We introduce SegviGen, a framework that repurposes native 3D generative models for 3D part segmentation. Existing pipelines either lift strong 2D priors into 3D via distillation or multi-view mask aggregation, often suffering from cross-view inconsistency and blurred boundaries, or explore native 3D discriminative segmentation, which typically requires large-scale annotated 3D data and substantial training resources. In contrast, SegviGen leverages the structured priors encoded in pretrained 3D generative model to induce segmentation through distinctive part colorization, establishing a novel and efficient framework for part segmentation. Specifically, SegviGen encodes a 3D asset and predicts part-indicative colors on active voxels of a geometry-aligned reconstruction. It supports interactive part segmentation, full segmentation, and full segmentation with 2D guidance in a unified framework. Extensive experiments show that SegviGen improves over the prior state of the art by 40% on interactive part segmentation and by 15% on full segmentation, while using only 0.32% of the labeled training data. It demonstrates that pretrained 3D generative priors transfer effectively to 3D part segmentation, enabling strong performance with limited supervision. See our project page at https://fenghora.github.io/SegviGen-Page/.

Figures (8)

• Figure 1: SegviGen enables diverse and accurate 3D part segmentation by leveraging priors from large-scale 3D generative models. With substantially less training data, it produces high-fidelity segmentation results with sharp part boundaries and strong generalization across object categories.
• Figure 2: Pipeline of SegviGen. We reformulate 3D part segmentation as a conditional colorization task. During training, given a 3D mesh and its part-color ground truth, we encode both with a pretrained 3D VAE, add noise to the ground-truth latent, and then concatenate the geometry latent, noisy color latent, and point-condition tokens to form the final latent input. Conditioned on the sampled timestep and a task embedding, the multi-task flow transformer predicts the noise residual for flow-matching training.

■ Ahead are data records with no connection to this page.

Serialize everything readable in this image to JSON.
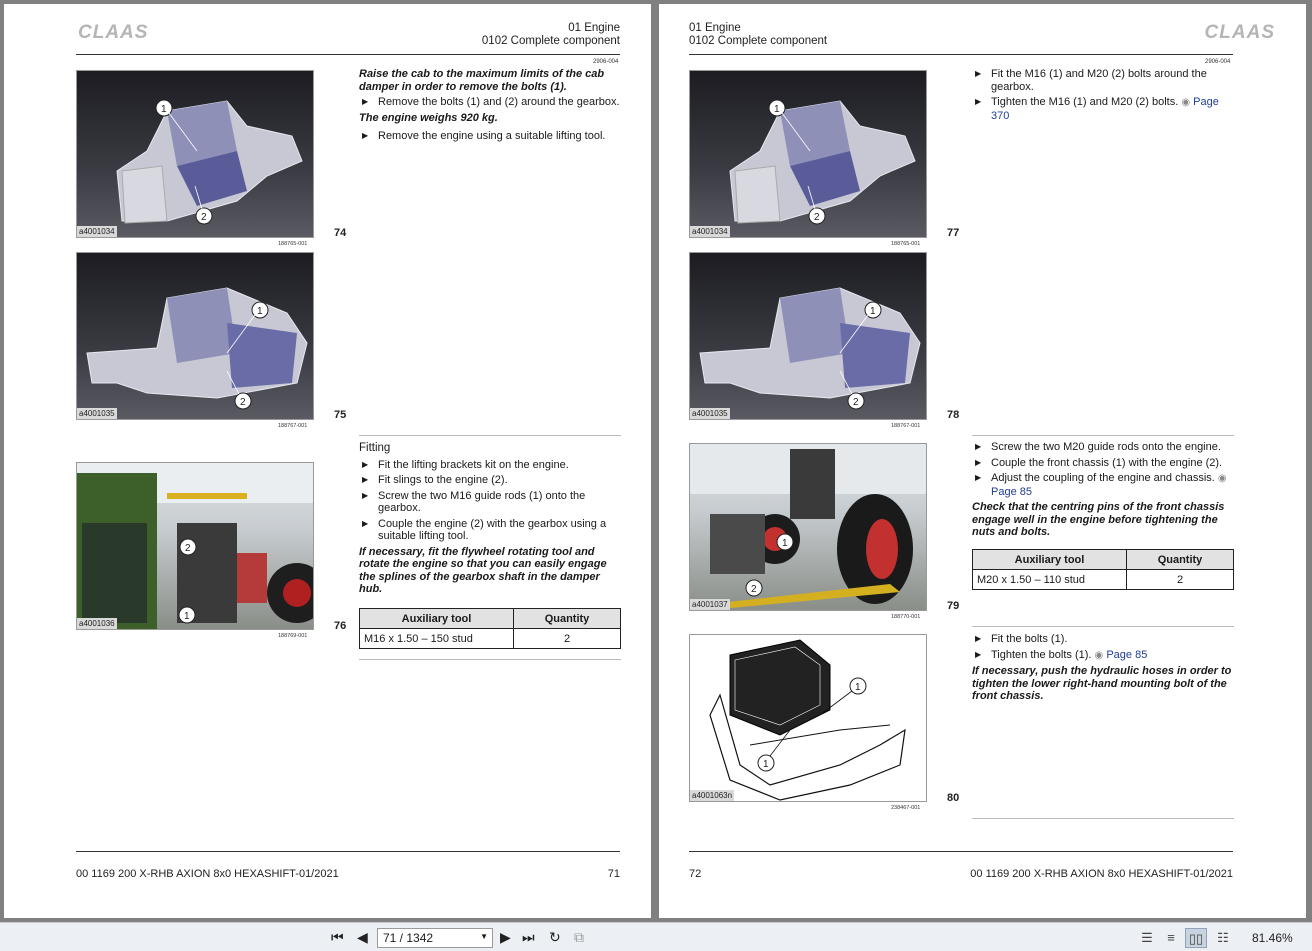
{
  "brand": "CLAAS",
  "left_page": {
    "header_line1": "01 Engine",
    "header_line2": "0102 Complete component",
    "section_code": "2906-004",
    "figures": [
      {
        "id": "a4001034",
        "code": "188765-001",
        "num": "74"
      },
      {
        "id": "a4001035",
        "code": "188767-001",
        "num": "75"
      },
      {
        "id": "a4001036",
        "code": "188769-001",
        "num": "76"
      }
    ],
    "block1": {
      "note1": "Raise the cab to the maximum limits of the cab damper in order to remove the bolts (1).",
      "step1": "Remove the bolts (1) and (2) around the gearbox.",
      "note2": "The engine weighs 920 kg.",
      "step2": "Remove the engine using a suitable lifting tool."
    },
    "block2": {
      "heading": "Fitting",
      "steps": [
        "Fit the lifting brackets kit on the engine.",
        "Fit slings to the engine (2).",
        "Screw the two M16 guide rods (1) onto the gearbox.",
        "Couple the engine (2) with the gearbox using a suitable lifting tool."
      ],
      "note": "If necessary, fit the flywheel rotating tool and rotate the engine so that you can easily engage the splines of the gearbox shaft in the damper hub."
    },
    "table": {
      "col1": "Auxiliary tool",
      "col2": "Quantity",
      "row_tool": "M16 x 1.50 – 150 stud",
      "row_qty": "2"
    },
    "footer_doc": "00 1169 200 X-RHB AXION 8x0 HEXASHIFT-01/2021",
    "footer_page": "71"
  },
  "right_page": {
    "header_line1": "01 Engine",
    "header_line2": "0102 Complete component",
    "section_code": "2906-004",
    "figures": [
      {
        "id": "a4001034",
        "code": "188765-001",
        "num": "77"
      },
      {
        "id": "a4001035",
        "code": "188767-001",
        "num": "78"
      },
      {
        "id": "a4001037",
        "code": "188770-001",
        "num": "79"
      },
      {
        "id": "a4001063n",
        "code": "238467-001",
        "num": "80"
      }
    ],
    "block1": {
      "step1": "Fit the M16 (1) and M20 (2) bolts around the gearbox.",
      "step2_text": "Tighten the M16 (1) and M20 (2) bolts.",
      "step2_link": "Page 370"
    },
    "block2": {
      "step1": "Screw the two M20 guide rods onto the engine.",
      "step2": "Couple the front chassis (1) with the engine (2).",
      "step3_text": "Adjust the coupling of the engine and chassis.",
      "step3_link": "Page 85",
      "note": "Check that the centring pins of the front chassis engage well in the engine before tightening the nuts and bolts."
    },
    "table": {
      "col1": "Auxiliary tool",
      "col2": "Quantity",
      "row_tool": "M20 x 1.50 – 110 stud",
      "row_qty": "2"
    },
    "block3": {
      "step1": "Fit the bolts (1).",
      "step2_text": "Tighten the bolts (1).",
      "step2_link": "Page 85",
      "note": "If necessary, push the hydraulic hoses in order to tighten the lower right-hand mounting bolt of the front chassis."
    },
    "footer_page": "72",
    "footer_doc": "00 1169 200 X-RHB AXION 8x0 HEXASHIFT-01/2021"
  },
  "toolbar": {
    "page_indicator": "71 / 1342",
    "zoom": "81.46%",
    "icons": [
      "first-page-icon",
      "previous-page-icon",
      "next-page-icon",
      "last-page-icon",
      "rotate-icon",
      "fit-icon"
    ]
  }
}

• Figure 3: Interactive part-segmentation results. We compare SegviGen with existing representative baselines, including Point-SAM pointsam and P3-SAM p3sam. In the figure, yellow points denote user clicks, while the predicted target part is highlighted in red. Leveraging priors from pretrained 3D generative models, SegviGen achieves more accurate results with sharper boundaries than prior methods, while requiring substantially less training data.
• Figure 4: Full segmentation results. We compare SegviGen against a broad set of prior methods, where different colors indicate different segmented parts. From the results, SegviGen achieves high-accuracy full segmentation with sharp part boundaries using only 3D input. When 2D guidance is provided, it further allows explicit control over granularity and labels, enabling controllable, ultra-fine-grained 3D part parsing.
• Figure 5: More qualitative segmentation results of our SegviGen.